Supply and Demand Explained

How does supply and demand work?

Supply and demand is the fundamental economic model that explains how prices are determined in a market. When the amount of a product available (supply) and the amount people want to buy (demand) interact, they create an equilibrium price where buyers and sellers agree.

Steps

  1. Understand demand: As prices decrease, more people are willing and able to buy a product, so demand increases. As prices increase, fewer people buy, so demand decreases.
  2. Understand supply: As prices increase, producers are willing to make and sell more of a product because they can earn more profit. As prices decrease, producers make less because it's less profitable.
  3. Find equilibrium: The market naturally moves toward an equilibrium price where the quantity suppliers want to sell equals the quantity consumers want to buy.
  4. Recognize shifts: Changes in factors like consumer income, production costs, preferences, or number of buyers and sellers can shift the entire supply or demand curve, creating a new equilibrium price.

Worked example

Imagine a new smartphone is released at $800, but only a few people buy it (low demand, high price).

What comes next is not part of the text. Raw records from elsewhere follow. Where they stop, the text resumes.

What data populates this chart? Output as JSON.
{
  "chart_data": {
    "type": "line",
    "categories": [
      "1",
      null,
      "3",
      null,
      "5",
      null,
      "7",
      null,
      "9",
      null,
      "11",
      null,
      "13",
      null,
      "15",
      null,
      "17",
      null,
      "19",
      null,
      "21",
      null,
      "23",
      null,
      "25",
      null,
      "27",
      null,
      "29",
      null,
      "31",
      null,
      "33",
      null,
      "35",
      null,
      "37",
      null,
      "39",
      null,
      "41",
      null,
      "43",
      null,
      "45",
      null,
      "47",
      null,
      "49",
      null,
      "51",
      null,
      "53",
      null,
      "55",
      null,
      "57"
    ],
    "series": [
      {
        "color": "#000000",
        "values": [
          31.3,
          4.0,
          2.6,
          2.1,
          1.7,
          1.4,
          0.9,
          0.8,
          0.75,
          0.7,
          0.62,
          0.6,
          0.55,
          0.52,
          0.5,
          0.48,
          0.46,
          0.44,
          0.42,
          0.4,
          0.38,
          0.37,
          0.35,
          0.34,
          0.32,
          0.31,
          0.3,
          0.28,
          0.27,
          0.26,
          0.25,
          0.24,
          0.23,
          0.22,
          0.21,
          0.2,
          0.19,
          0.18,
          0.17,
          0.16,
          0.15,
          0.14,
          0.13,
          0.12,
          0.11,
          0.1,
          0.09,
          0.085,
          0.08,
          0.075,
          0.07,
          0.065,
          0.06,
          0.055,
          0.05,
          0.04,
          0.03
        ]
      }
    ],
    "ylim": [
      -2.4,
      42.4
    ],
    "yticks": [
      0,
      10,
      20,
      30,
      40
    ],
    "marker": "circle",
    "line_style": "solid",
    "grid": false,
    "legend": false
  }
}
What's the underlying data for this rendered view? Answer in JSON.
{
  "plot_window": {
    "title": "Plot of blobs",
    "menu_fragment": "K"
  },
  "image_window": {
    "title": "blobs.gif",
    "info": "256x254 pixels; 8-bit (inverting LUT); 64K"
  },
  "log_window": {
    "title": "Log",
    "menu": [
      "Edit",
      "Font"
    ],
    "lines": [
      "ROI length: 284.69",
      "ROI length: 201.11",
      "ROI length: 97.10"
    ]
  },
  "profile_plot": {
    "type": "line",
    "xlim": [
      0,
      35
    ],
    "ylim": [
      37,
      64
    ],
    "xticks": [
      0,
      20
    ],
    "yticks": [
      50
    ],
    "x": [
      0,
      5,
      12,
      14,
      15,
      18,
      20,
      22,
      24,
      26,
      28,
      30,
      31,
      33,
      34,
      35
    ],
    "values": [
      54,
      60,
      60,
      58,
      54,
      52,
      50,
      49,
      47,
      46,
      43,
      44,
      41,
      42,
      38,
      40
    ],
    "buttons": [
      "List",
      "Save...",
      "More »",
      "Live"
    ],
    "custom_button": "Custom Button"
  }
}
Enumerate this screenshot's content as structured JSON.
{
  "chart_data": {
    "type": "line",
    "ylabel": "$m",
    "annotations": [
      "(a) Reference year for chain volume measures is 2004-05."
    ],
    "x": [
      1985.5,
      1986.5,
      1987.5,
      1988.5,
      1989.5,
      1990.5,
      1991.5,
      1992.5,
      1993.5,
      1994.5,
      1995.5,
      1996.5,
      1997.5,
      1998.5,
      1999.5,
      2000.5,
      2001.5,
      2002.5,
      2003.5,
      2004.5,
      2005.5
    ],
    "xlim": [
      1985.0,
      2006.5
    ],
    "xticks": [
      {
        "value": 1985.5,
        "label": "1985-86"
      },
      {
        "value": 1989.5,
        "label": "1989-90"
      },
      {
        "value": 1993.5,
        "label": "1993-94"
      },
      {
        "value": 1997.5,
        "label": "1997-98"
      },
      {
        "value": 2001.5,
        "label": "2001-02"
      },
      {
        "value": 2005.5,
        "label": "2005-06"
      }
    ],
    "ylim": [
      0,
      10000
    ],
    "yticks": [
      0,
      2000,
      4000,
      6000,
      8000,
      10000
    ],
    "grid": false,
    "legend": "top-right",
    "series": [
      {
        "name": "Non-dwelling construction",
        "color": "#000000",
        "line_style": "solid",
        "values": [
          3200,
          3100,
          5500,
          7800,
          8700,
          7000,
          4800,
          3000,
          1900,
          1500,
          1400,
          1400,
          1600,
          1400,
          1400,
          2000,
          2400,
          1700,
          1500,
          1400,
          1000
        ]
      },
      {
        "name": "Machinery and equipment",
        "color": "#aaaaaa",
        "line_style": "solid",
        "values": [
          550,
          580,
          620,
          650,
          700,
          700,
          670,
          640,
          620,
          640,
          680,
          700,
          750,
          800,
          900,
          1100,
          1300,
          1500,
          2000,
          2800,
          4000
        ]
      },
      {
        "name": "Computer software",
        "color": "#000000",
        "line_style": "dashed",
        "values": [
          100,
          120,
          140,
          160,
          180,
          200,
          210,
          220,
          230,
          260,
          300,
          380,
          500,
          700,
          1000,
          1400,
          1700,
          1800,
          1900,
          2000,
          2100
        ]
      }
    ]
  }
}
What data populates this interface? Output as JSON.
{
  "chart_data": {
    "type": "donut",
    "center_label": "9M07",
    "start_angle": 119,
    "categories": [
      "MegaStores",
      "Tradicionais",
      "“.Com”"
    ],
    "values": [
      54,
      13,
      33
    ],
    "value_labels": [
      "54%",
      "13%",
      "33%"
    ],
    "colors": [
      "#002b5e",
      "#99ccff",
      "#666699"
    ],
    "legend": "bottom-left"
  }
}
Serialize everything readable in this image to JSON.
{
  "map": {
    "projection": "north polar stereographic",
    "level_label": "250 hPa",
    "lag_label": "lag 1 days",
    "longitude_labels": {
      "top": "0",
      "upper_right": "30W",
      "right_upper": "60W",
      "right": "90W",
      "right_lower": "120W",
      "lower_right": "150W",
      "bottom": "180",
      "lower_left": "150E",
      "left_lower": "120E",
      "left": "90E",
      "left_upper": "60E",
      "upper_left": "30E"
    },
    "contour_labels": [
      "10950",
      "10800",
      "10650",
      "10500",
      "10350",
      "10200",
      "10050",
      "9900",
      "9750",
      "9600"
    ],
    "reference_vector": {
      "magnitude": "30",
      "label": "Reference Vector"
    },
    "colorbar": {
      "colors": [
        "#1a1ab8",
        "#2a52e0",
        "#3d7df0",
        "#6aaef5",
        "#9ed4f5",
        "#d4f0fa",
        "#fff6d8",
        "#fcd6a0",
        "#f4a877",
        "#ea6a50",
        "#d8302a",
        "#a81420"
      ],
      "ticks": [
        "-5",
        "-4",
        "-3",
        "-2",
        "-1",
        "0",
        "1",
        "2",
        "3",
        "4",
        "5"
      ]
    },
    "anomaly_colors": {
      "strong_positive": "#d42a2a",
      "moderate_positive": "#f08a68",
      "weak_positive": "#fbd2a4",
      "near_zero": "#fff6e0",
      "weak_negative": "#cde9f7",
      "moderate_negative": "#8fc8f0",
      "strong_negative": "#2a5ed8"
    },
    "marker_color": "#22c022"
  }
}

The company lowers the price to $600, and more people purchase it. Meanwhile, if production costs increase, the company might reduce how many phones they make at that price (decreased supply). Eventually, the market settles at perhaps $650, where the number of phones produced matches the number people want to buy.

Remember

Supply and demand work together like a balance: when one side changes, price adjusts until the market reaches a new point where supply equals demand.